L’Accueil Lagouhat propose notamment des cours de langue quotidiens, pour « favoriser l’intégration des migrants grâce à l’acquisition et/ou une meilleure compréhension de la langue française », comme le décrivent les membres de l’association sur son site internet. Montrer que la langue est un vecteur d’intégration majeur et que se pose la question d’une langue commune à tous les Hommes (esperanto, utilisation du globish) diversifie la notion de frontière, pour l’étendre à une conception culturelle. Cet acteur se positionne donc pour une ouverture des frontières, à la fois par son soutien général envers les migrants que par ses actions concrètes pour une diversité culturelle intégrative dans une société, sans nier les particularismes. D’autres associations comme Bibliothèque sans frontière luttent aussi pour un accès des migrants à la culture, vecteur d’intégration. L’initiative, en avril 2015, d’installer des Ideas Box, centres culturels éphémères installables en une vingtaine de minutes, près de la Gare de l’Est, a été largement saluée.
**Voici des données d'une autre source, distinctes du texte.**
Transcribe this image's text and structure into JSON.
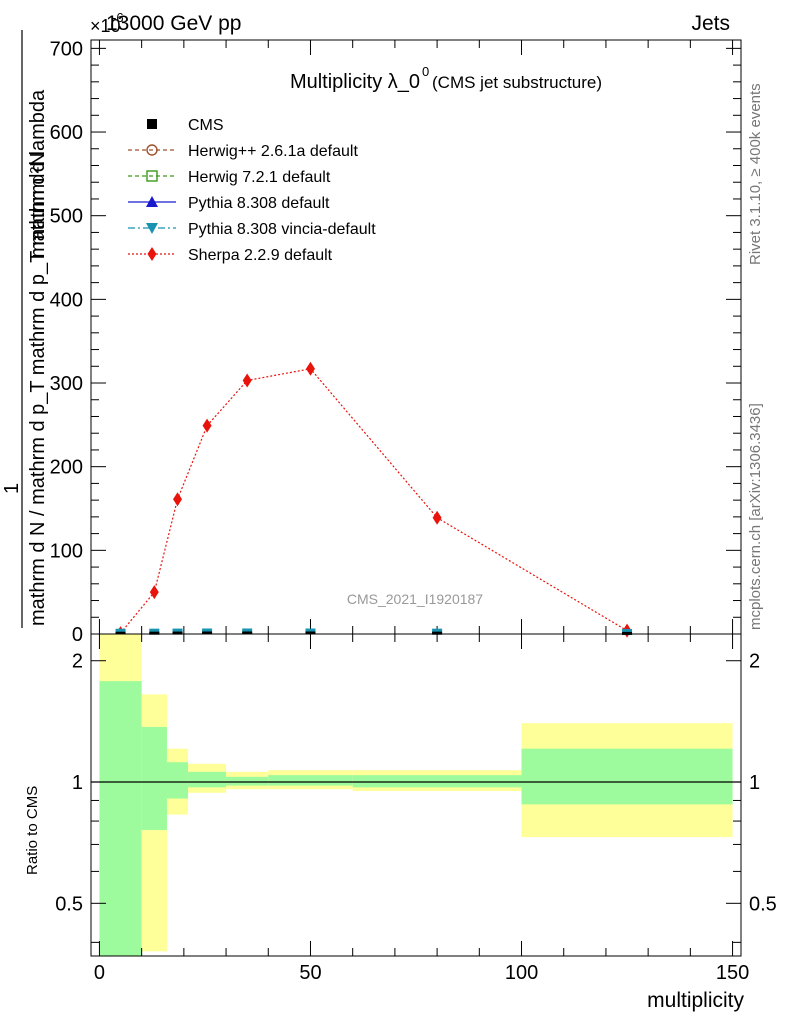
{
  "header": {
    "energy_label": "13000 GeV pp",
    "process_label": "Jets",
    "scale_label": "×10",
    "scale_exponent": "-6"
  },
  "side_labels": {
    "rivet": "Rivet 3.1.10, ≥ 400k events",
    "mcplots": "mcplots.cern.ch [arXiv:1306.3436]"
  },
  "chart_data": {
    "type": "line",
    "title": "Multiplicity λ_0",
    "title_superscript": "0",
    "subtitle": "(CMS jet substructure)",
    "watermark": "CMS_2021_I1920187",
    "xlabel": "multiplicity",
    "ylabel_numerator": "mathrm d²N",
    "ylabel_denominator": "mathrm d N / mathrm d p_T mathrm d p_T mathrm d lambda",
    "ylabel_prefix": "1",
    "ylabel_sub": "T",
    "xlim": [
      -2,
      152
    ],
    "ylim": [
      0,
      710
    ],
    "yticks_major": [
      0,
      100,
      200,
      300,
      400,
      500,
      600,
      700
    ],
    "yticklabels": [
      "0",
      "100",
      "200",
      "300",
      "400",
      "500",
      "600",
      "700"
    ],
    "xticks_major": [
      0,
      50,
      100,
      150
    ],
    "xticklabels": [
      "0",
      "50",
      "100",
      "150"
    ],
    "legend_position": "top-left",
    "legend": [
      {
        "name": "CMS",
        "color": "#000000",
        "marker": "square",
        "line": "none"
      },
      {
        "name": "Herwig++ 2.6.1a default",
        "color": "#a0522d",
        "marker": "open-circle",
        "line": "dashed"
      },
      {
        "name": "Herwig 7.2.1 default",
        "color": "#3a9a1a",
        "marker": "open-square",
        "line": "dashed"
      },
      {
        "name": "Pythia 8.308 default",
        "color": "#1a1acc",
        "marker": "triangle-up",
        "line": "solid"
      },
      {
        "name": "Pythia 8.308 vincia-default",
        "color": "#1a93b0",
        "marker": "triangle-down",
        "line": "dashdot"
      },
      {
        "name": "Sherpa 2.2.9 default",
        "color": "#e8140c",
        "marker": "diamond",
        "line": "dotted"
      }
    ],
    "bins_edges": [
      0,
      10,
      16,
      21,
      30,
      40,
      60,
      100,
      150
    ],
    "series": [
      {
        "name": "Sherpa 2.2.9 default",
        "color": "#e8140c",
        "x": [
          5,
          13,
          18.5,
          25.5,
          35,
          50,
          80,
          125
        ],
        "values": [
          1,
          50,
          161,
          249,
          303,
          317,
          139,
          4
        ]
      },
      {
        "name": "CMS",
        "color": "#000000",
        "x": [
          5,
          13,
          18.5,
          25.5,
          35,
          50,
          80,
          125
        ],
        "values": [
          0.3,
          0.4,
          0.5,
          0.6,
          0.6,
          0.6,
          0.4,
          0.1
        ]
      }
    ],
    "ratio_panel": {
      "ylabel": "Ratio to CMS",
      "ylim": [
        0.37,
        2.33
      ],
      "yticklabels": [
        "0.5",
        "1",
        "2"
      ],
      "yticks_labeled": [
        0.5,
        1,
        2
      ],
      "reference_line": 1,
      "bands": [
        {
          "x0": 0,
          "x1": 10,
          "inner": [
            0.37,
            1.78
          ],
          "outer": [
            0.37,
            2.33
          ]
        },
        {
          "x0": 10,
          "x1": 16,
          "inner": [
            0.76,
            1.37
          ],
          "outer": [
            0.38,
            1.65
          ]
        },
        {
          "x0": 16,
          "x1": 21,
          "inner": [
            0.91,
            1.12
          ],
          "outer": [
            0.83,
            1.21
          ]
        },
        {
          "x0": 21,
          "x1": 30,
          "inner": [
            0.97,
            1.06
          ],
          "outer": [
            0.94,
            1.11
          ]
        },
        {
          "x0": 30,
          "x1": 40,
          "inner": [
            0.98,
            1.03
          ],
          "outer": [
            0.96,
            1.06
          ]
        },
        {
          "x0": 40,
          "x1": 60,
          "inner": [
            0.98,
            1.04
          ],
          "outer": [
            0.96,
            1.07
          ]
        },
        {
          "x0": 60,
          "x1": 100,
          "inner": [
            0.97,
            1.04
          ],
          "outer": [
            0.95,
            1.07
          ]
        },
        {
          "x0": 100,
          "x1": 150,
          "inner": [
            0.88,
            1.21
          ],
          "outer": [
            0.73,
            1.4
          ]
        }
      ]
    }
  },
  "colors": {
    "band_inner": "#9dfb9d",
    "band_outer": "#ffff99",
    "axis": "#000000"
  }
}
Un autre type d’acteurs, véhiculant un discours éducatif et provenant de l’Etat, promeut également une ouverture des frontières culturelles. Comme exemple, on peut citer les articles du site du Musée de l’Histoire de l’Immigration de Paris, concernant les migrations. Le journaliste Mustapha Harzoune, spécialisé dans la littérature issue de l’immigration, écrit plusieurs articles informatifs pour ce musée, dans la rubrique Culture et diversité :

[…] Les immigrations ont contribué non seulement à irriguer les arts, les modes de vie, la culture française mais aussi et parfois à en être les principaux vecteurs. […] Les immigrés et leurs descendants n’ont cessé de contribuer à la vitalité et au rayonnement international du « génie » culturel français. L’influence est multiple et ne consiste pas uniquement à s’inscrire dans une tradition artistique préexistante, à intégrer une identité inclusive et fixe mais à organiser des allers-retours entre l’ici et l’ailleurs, à multiplier les références, à décentrer les regards, à inscrire la France, physique mais aussi celle de la création, dans le monde et à introduire des thèmes nouveaux comme ceux de l’identité […]

Le journaliste tient donc à défendre une ouverture des frontières, leur fonction étant ici de permettre les échanges culturels et l’accueil des pensées et des cultures de « l’ailleurs ».

Face à un phénomène de mondialisation croissante, de peur de la pensée unique et d’homogénéisation culturelle, l’historien Serge Gruzinski, spécialiste de la mondialisation ibérique au XVIème siècle, tente dans son ouvrage La pensée métisse (Fayard, 2012) de relativiser ce phénomène en montrant que la mondialisation n’est pas un phénomène nouveau et que le métissage culturel est un processus en oeuvre depuis plusieurs siècles.

Le lien entre frontières et cultures est donc interprété différemment par les acteurs de cette controverse, et ces divergences s’expliquent en partie par des définitions de la frontière qui ne se recoupent pas totalement, associées à des idéologies politiques différentes sinon opposées.